To start on the ground floor and work up would have shown the calm line of the neoclassic portraits, the faces of his muses rendered with a mostly gentler hand. You could say there was even something like love between the painter and subject, between the painter and painting. But boy, did something happen, and it wasn’t just cubist experimentation or the horrors of war. To read the paintings, particularly the portraits, biographically, when the wives, mistresses, and muses became all a-jumble, the paintings of women began to change. Certainly this is not an entire overview of his oeuvre – he created close to 50,000 works of art over his 60-something-year career – but in this exhibit, the turning point of his depiction of women is dramatic. A portrait from the early 1930s of Olga Khohklova, Picasso’s first wife, is grossly misshapen and has a slit of a vagina dentata for a mouth. This is the spot where many of the portraits turn ugly.
Of course, not all the paintings in this show are quite so jarring. Much of it is evocative and brilliant. “The Maids of Honor” is typical of Picasso’s genius for deconstructing a figure and a scene and reconstructing it into something altogether new. The flow and folds of a woman’s gown become a chock-a-block of clashing geometries and fields of hue. And “The Charnel House,” a mangle of bodies and parts sprawled beneath a table, powerfully and aptly alludes to the scenes of horror that were breaking across Europe at the end of World War II.
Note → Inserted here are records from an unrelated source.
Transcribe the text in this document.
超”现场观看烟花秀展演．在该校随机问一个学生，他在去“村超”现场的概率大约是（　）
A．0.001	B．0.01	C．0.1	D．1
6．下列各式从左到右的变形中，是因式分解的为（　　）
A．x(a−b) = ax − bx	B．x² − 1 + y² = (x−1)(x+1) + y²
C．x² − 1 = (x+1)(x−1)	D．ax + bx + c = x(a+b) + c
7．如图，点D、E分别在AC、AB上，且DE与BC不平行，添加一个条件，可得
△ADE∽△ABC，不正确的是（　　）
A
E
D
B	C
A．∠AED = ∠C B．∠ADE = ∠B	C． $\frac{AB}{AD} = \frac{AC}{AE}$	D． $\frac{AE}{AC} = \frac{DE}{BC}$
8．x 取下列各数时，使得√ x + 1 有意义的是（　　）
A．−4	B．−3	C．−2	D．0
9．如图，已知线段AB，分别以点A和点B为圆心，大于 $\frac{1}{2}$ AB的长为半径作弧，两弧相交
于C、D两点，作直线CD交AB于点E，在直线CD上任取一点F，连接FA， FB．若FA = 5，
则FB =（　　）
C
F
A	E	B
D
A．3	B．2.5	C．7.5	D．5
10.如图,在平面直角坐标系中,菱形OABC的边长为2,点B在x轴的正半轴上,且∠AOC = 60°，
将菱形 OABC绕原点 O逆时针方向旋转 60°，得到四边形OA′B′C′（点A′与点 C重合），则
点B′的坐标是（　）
Though the show is called “Black and White,” the palette is mostly gray, with subtle shadings that have the effect of almost obfuscating the content of the paintings and soothing the eye. Overall, it’s a magnificent exhibit, with many of the paintings coming from private collections, being shown in public for the first time. But start from the bottom and work your way up the Guggenheim climb. Perhaps by the time you reach the top you’ll be wowed enough and tired enough not to notice what I did.